We have an ASA 5550. How do you put the statement for the inside default route? When I put the inside default route (route Inside 0.0.0.0 0.0.0.0 172.16.3.254 tunneled), I cannot get on the internet when I connect to Cisco VPN client with group policy techsupport (full tunnel). However, I can get on the internet with split-tunnel for splitunnel group policy. Attached is the config. Please let me know if you need additional information.
Do you have any suggestions?
After thinking carefully, even with ip pool configured with public ip address, as far as the connection is concern, I don't believe it will work.
Here is my logical thinking:
1) Say the pool is 188.8.131.52, it will reach the ASA, decrypted and sent to the Cat6k with tunnel default gateway set.
2) Cat6k will just reroute the traffic with the same source as 184.108.40.206. From the ASA points of view, 220.127.116.11 should be connected to the outside (where vpn is terminated) instead of inside, and ASA will think the source address is spoofed and dropped the packet.
3) Even if the ASA is allowed for example, 18.104.22.168 comes in the inside interface of the ASA, then goes out to the internet, and when it comes back, it will send the traffic out towards the outside interface to be encrypted back towards the VPN Client.
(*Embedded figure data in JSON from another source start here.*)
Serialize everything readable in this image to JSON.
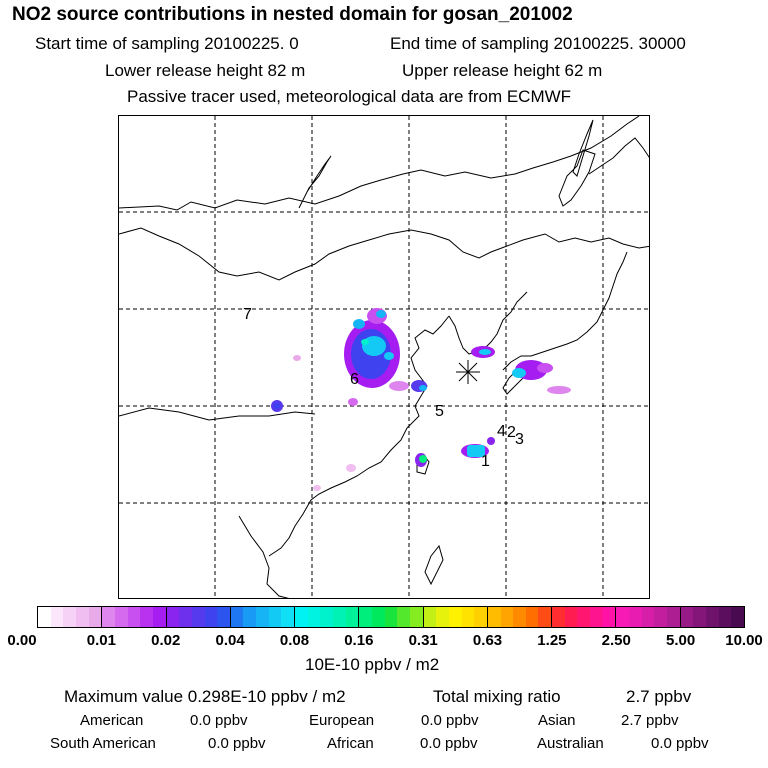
{
  "header": {
    "title": "NO2 source contributions in nested domain for gosan_201002",
    "start_time": "Start time of sampling 20100225.     0",
    "end_time": "End time of sampling 20100225. 30000",
    "lower_height": "Lower release height   82 m",
    "upper_height": "Upper release height   62 m",
    "tracer_note": "Passive tracer used, meteorological data are from ECMWF"
  },
  "map": {
    "receptor_symbol": "*",
    "source_labels": [
      "1",
      "2",
      "3",
      "4",
      "5",
      "6",
      "7"
    ],
    "gridline_style": "dashed"
  },
  "colorbar": {
    "tick_labels": [
      "0.00",
      "0.01",
      "0.02",
      "0.04",
      "0.08",
      "0.16",
      "0.31",
      "0.63",
      "1.25",
      "2.50",
      "5.00",
      "10.00"
    ],
    "segments": [
      [
        "#ffffff",
        "#fbe6fb",
        "#f6d2f6",
        "#f0bef0",
        "#e9aaea"
      ],
      [
        "#de86ee",
        "#d56aef",
        "#c84ff0",
        "#b832f0",
        "#a51df1"
      ],
      [
        "#8a24ef",
        "#6f30ee",
        "#553aee",
        "#3e43ef",
        "#2c55f0"
      ],
      [
        "#1f78f2",
        "#199af4",
        "#16b4f5",
        "#13caf5",
        "#10dff5"
      ],
      [
        "#00f2f2",
        "#00f2e0",
        "#00f2cc",
        "#00f2b4",
        "#00f29a"
      ],
      [
        "#00ee7c",
        "#00e85c",
        "#18e43c",
        "#54e82c",
        "#86ec22"
      ],
      [
        "#c2f016",
        "#e6f20c",
        "#fff200",
        "#ffe200",
        "#ffd000"
      ],
      [
        "#ffbc00",
        "#ffa400",
        "#ff8a00",
        "#ff6e00",
        "#ff4c14"
      ],
      [
        "#ff2c30",
        "#ff1c50",
        "#ff1670",
        "#ff1490",
        "#ff12a8"
      ],
      [
        "#f81ab4",
        "#e81cb0",
        "#d61ea8",
        "#c21e9e",
        "#ac1e92"
      ],
      [
        "#981a86",
        "#84167a",
        "#6f126c",
        "#5c0e5e",
        "#4a0a50"
      ]
    ],
    "unit": "10E-10 ppbv / m2"
  },
  "stats": {
    "max_label": "Maximum value  0.298E-10 ppbv / m2",
    "total_label": "Total mixing ratio",
    "total_value": "2.7 ppbv",
    "regions": [
      {
        "name": "American",
        "value": "0.0 ppbv"
      },
      {
        "name": "European",
        "value": "0.0 ppbv"
      },
      {
        "name": "Asian",
        "value": "2.7 ppbv"
      },
      {
        "name": "South American",
        "value": "0.0 ppbv"
      },
      {
        "name": "African",
        "value": "0.0 ppbv"
      },
      {
        "name": "Australian",
        "value": "0.0 ppbv"
      }
    ]
  }
}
However, this will cause TCP asymmetric issue as follows:
TCP SYN - from 22.214.171.124 (inside) towards outside
TCP SYN-ACK - from outside towards outside because 126.96.36.199 is routed out (since it's still clear text packet at this point, the tunnel default gateway will not take effect).
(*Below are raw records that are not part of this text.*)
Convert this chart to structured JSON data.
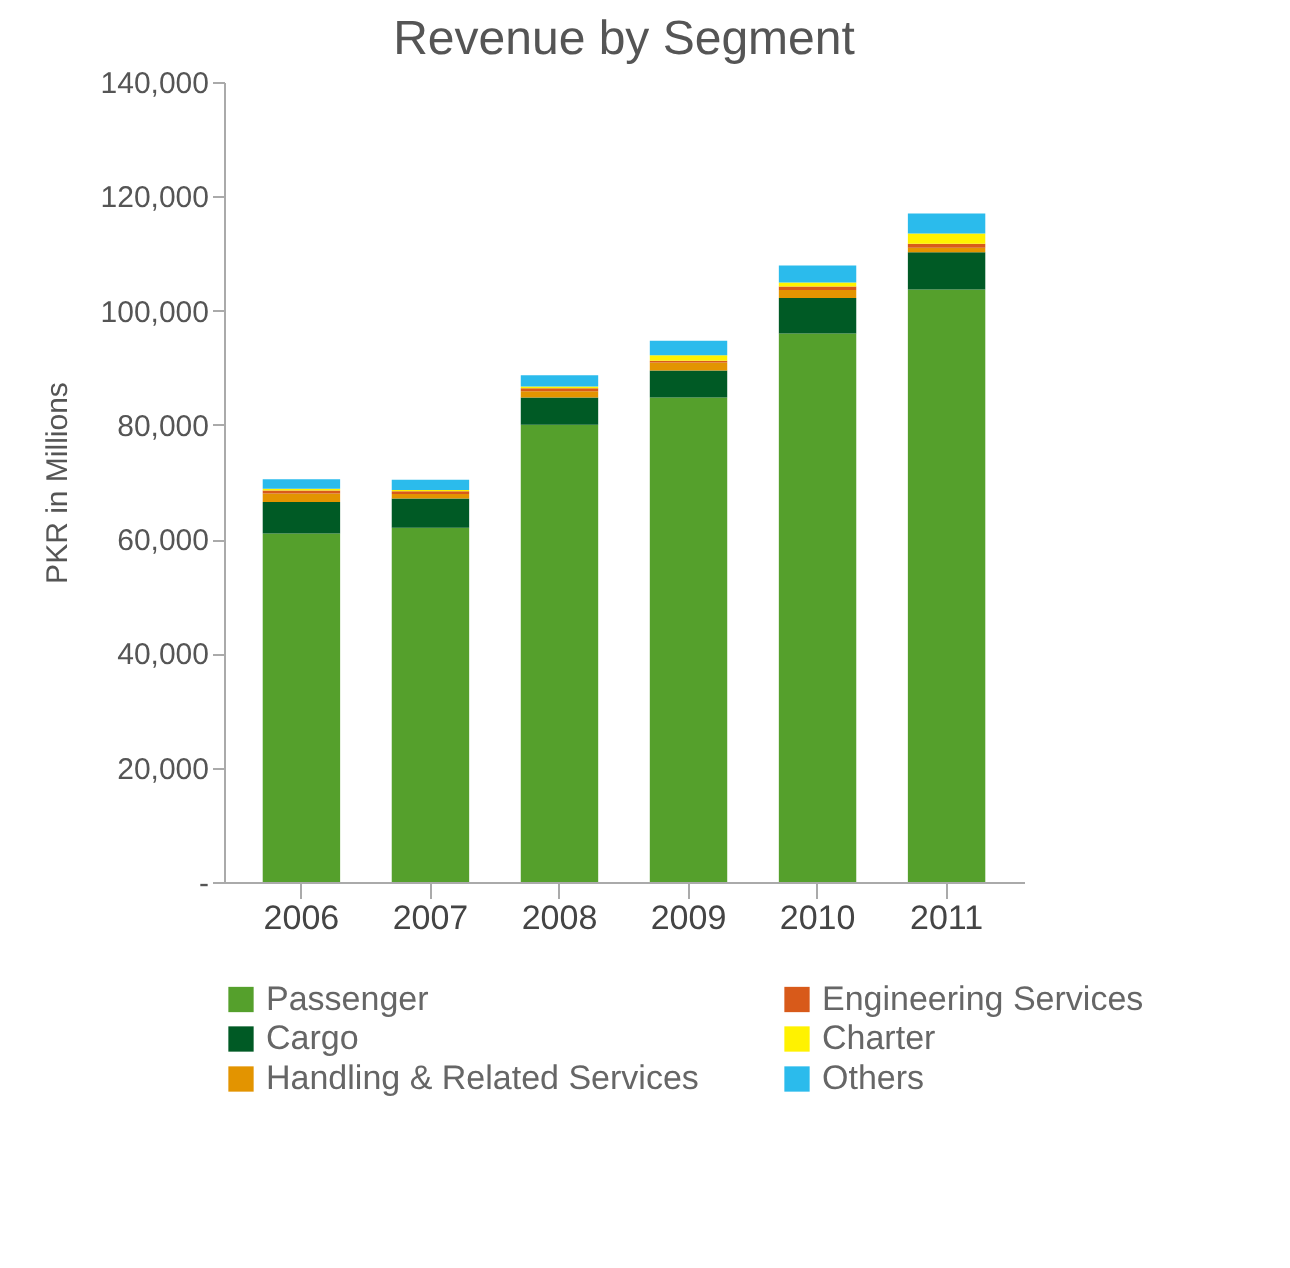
{
  "chart_data": {
    "type": "bar",
    "title": "Revenue by Segment",
    "ylabel": "PKR in Millions",
    "categories": [
      "2006",
      "2007",
      "2008",
      "2009",
      "2010",
      "2011"
    ],
    "stacked": true,
    "series": [
      {
        "name": "Passenger",
        "color": "#55a02c",
        "values": [
          61000,
          62000,
          80000,
          84800,
          96000,
          103700
        ]
      },
      {
        "name": "Cargo",
        "color": "#005a25",
        "values": [
          5500,
          5100,
          4800,
          4700,
          6200,
          6500
        ]
      },
      {
        "name": "Handling & Related Services",
        "color": "#e39400",
        "values": [
          1500,
          800,
          1100,
          1400,
          1400,
          800
        ]
      },
      {
        "name": "Engineering Services",
        "color": "#d85a1a",
        "values": [
          500,
          500,
          500,
          300,
          600,
          700
        ]
      },
      {
        "name": "Charter",
        "color": "#fff200",
        "values": [
          300,
          200,
          300,
          1000,
          700,
          1800
        ]
      },
      {
        "name": "Others",
        "color": "#2bbbec",
        "values": [
          1700,
          1800,
          2000,
          2500,
          3000,
          3500
        ]
      }
    ],
    "ylim": [
      0,
      140000
    ],
    "yticks": [
      {
        "value": 0,
        "label": "-"
      },
      {
        "value": 20000,
        "label": "20,000"
      },
      {
        "value": 40000,
        "label": "40,000"
      },
      {
        "value": 60000,
        "label": "60,000"
      },
      {
        "value": 80000,
        "label": "80,000"
      },
      {
        "value": 100000,
        "label": "100,000"
      },
      {
        "value": 120000,
        "label": "120,000"
      },
      {
        "value": 140000,
        "label": "140,000"
      }
    ],
    "grid": false,
    "legend": "bottom"
  }
}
Since it's TCP asymmetric, ASA will drop the packet as ASA is a stateful firewall.
If you just configured the tiunnel default gateway purely to send traffic towards the Cat6k and return the traffic back to the ASA for internet traffic, that would not work.
Reason is because the NAT exemption configuration always takes precedence over the PAT, and since the default gateway for the internet traffic is back towards the ASA itself, than traffic will be NAT exempted, and with private ip address, internet traffic will not get anywhere.
If traffic is going in and out the outside interface of the ASA for vpn client internet traffic without the tunneled default gateway, it will work just fine because it doesn't traverse the inside interface where the NAT exemption is applied.
Hope that makes sense.
You don't need to configure route inside with the tunnelled keyword for the non split tunnel policy. With the current configuration, you should be able to access the Internet via the outside interface. Are you trying to send the internet traffic towards your internal internet gateway? Or the ASA outside interface would be the default gateway for the VPN Client internet traffic?